Directional derivative of function with two variables containing a function and its derivative.

Question

Given $f(x,y)=g(3x+6y)$ and suppose $g'(15)=2$, then I would like to take the directional derivative at the point $(1,2)$ and in the direction of $u=\left(\frac12,\frac{\sqrt{3}}{2}\right)$.

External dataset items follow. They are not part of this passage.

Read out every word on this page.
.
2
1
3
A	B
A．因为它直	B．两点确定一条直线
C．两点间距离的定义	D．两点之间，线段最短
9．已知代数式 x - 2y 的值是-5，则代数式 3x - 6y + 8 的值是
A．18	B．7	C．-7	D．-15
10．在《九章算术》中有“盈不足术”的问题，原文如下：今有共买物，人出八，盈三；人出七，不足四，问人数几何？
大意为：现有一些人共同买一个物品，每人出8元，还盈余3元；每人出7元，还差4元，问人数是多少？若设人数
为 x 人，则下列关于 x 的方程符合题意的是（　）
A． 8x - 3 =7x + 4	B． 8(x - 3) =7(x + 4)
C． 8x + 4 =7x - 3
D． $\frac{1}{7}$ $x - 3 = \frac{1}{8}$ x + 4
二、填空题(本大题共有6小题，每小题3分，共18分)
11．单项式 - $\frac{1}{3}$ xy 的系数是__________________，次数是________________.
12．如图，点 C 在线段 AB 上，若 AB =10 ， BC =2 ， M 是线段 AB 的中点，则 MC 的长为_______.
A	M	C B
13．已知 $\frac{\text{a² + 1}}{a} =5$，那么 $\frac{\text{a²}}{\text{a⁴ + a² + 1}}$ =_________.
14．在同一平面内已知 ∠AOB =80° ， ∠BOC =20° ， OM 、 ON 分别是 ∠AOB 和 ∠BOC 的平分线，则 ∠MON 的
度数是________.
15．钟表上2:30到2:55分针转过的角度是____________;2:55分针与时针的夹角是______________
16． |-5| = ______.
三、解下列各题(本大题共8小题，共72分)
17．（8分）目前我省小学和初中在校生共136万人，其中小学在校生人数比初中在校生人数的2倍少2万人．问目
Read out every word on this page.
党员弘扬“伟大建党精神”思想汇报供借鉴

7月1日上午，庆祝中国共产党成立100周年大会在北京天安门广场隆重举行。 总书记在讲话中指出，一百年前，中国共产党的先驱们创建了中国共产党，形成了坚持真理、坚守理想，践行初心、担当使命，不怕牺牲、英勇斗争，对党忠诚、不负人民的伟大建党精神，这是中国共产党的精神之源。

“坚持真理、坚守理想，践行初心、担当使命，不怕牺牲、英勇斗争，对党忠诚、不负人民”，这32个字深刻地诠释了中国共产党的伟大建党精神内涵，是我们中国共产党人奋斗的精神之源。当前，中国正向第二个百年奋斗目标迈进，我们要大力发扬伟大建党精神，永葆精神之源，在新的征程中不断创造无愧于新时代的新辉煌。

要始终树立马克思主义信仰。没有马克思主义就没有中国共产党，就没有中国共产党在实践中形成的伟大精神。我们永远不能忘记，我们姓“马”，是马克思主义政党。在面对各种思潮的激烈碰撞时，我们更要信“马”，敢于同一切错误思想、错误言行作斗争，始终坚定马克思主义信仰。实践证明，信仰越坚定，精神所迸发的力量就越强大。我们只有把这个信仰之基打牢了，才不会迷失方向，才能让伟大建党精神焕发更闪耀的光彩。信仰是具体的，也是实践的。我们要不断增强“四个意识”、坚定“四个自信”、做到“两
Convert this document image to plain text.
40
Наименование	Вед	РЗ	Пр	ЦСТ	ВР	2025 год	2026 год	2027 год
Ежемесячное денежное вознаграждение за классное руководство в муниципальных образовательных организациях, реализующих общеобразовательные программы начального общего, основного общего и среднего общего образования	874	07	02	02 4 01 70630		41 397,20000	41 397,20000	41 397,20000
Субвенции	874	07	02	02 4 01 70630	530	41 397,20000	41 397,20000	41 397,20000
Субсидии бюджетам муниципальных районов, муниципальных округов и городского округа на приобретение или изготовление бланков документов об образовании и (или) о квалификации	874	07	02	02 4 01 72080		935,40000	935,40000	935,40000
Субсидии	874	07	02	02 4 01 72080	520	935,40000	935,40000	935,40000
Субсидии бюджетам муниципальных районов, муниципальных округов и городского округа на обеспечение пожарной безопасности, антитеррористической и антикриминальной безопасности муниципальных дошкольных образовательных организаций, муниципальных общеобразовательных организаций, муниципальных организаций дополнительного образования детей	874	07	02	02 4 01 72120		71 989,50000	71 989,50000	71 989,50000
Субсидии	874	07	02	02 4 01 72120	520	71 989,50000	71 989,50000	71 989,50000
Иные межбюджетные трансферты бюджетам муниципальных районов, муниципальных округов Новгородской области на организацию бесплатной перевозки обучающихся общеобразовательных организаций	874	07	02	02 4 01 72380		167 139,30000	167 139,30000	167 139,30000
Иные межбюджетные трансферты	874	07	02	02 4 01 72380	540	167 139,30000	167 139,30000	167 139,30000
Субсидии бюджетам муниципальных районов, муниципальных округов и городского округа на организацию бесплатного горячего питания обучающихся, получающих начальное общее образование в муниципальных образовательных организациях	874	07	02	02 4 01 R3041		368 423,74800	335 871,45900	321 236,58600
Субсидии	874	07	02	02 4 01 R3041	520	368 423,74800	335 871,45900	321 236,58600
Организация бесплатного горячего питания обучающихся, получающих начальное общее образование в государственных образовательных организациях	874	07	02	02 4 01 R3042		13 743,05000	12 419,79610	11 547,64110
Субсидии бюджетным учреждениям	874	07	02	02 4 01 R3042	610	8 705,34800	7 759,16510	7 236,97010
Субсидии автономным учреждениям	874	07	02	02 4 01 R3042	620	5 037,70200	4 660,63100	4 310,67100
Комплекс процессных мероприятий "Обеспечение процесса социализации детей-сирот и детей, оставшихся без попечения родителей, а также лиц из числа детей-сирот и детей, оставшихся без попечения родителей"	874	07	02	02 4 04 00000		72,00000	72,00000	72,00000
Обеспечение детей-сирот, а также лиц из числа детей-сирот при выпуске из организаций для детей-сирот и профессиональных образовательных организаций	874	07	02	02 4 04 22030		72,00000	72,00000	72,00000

Normally this would not be a problem but I can not see through what is going on in the function $f$. How am I supposed to interpret it?

Answer 1

By the chain rule $$\frac{\partial f}{\partial x}(x,y)=\frac{dg}{dt}(3x+6y)\frac{\partial(3x+6y)}{\partial x}$$ and $$\frac{\partial f}{\partial y}(x,y)=\frac{dg}{dt}(3x+6y)\frac{\partial(3x+6y)}{\partial y}$$ Hence $$\nabla f(1,2)=\Big(3g'(15),6g'(15) \Big)=(6,12)$$

The partial derivatives above are calculated with respect to the standard basis of $\Bbb R^2$. The partial derivative along the direction $u=(\frac12,\frac{\sqrt{3}}{2})$ is given by $$\frac{\partial f}{\partial u}(1,2)=\langle \nabla f(1,2), u\rangle=3+6\sqrt{3}$$

Answer 2

By chain rule [$\frac {\partial f} {\partial x }=g'(3x+6y)\frac {\partial (3x+6y)} {\partial x}$] we get $\frac {\partial f} {\partial x } (1,2)=3g'(15)$ because $3x+6y=15$ when $x=1$ and $y=2$. Similarly $\frac {\partial f} {\partial y } (1,2)=6g'(15)$. I suppose you can take it from here.

Answer 3

\begin{align} \partial_u f(1,2) &= \lim_{h\to 0} \frac{f((1,2) + hu) - f(1,2)}h \\ &= \lim_{h\to 0} \frac{f\left(1+\frac{h}2,2+\frac{h\sqrt{3}}2\right) - f(1,2)}h\\ &= \lim_{h\to 0} \frac{g\left(15 + h\left(\frac32 + 3\sqrt3\right)\right) - g(15)}h\\ &= \lim_{h\to 0} \frac{g\left(15 + h\left(\frac32 + 3\sqrt3\right)\right) - g(15)}{h\left(\frac32 + 3\sqrt3\right)} \cdot\left(\frac32 + 3\sqrt3\right)\\ &= g'(15)\left(\frac32 + 3\sqrt3\right)\\ &= 3+6\sqrt3 \end{align}

Answer 4

Directional derivative of $f$ in direction $u$:

• $\frac{\partial{f}}{\partial u} = grad f \cdot u$

Gradient of $f(x,y)= g(z)$ with $z = 3x+6y$:

• $grad f = g'(z)(\frac{\partial{z}}{\partial x}\;\; \frac{\partial{z}}{\partial y}) = g'(z)(3\;\; 6)$

You have $z(1,2)= 15$. So, you get

• $grad f(1,2) = g'(15)(3\;\; 6) = 2(3\;\; 6) = (6\;\; 12)$

Finally,

$$\frac{\partial{f(1,2)}}{\partial u}= (6 \;\; 12)\begin{pmatrix} \frac{1}{2} \\ \frac{\sqrt{3}}{2} \end{pmatrix} = 3+6\sqrt{3}$$

Answer 5

A lot of the common notation for partial derivatives just gets in the way, I find. Let’s untangle things a bit by introducing the function $h: (x,y)\mapsto 3x+6y$ so that $f=g\circ h$. We then have by the chain rule $$\nabla f(x,y) = g'(h(x,y)) \, \nabla h(x,y).$$ We have $h(1,2)=15$ and we’re given that $g'(15)=2$, while $\nabla h$ is the constant vector $(3,6)$. Plugging this into the above formula, we get $$\nabla f(1,2) = 2(3,6)=(6,12).$$ I assume that you can take it from here.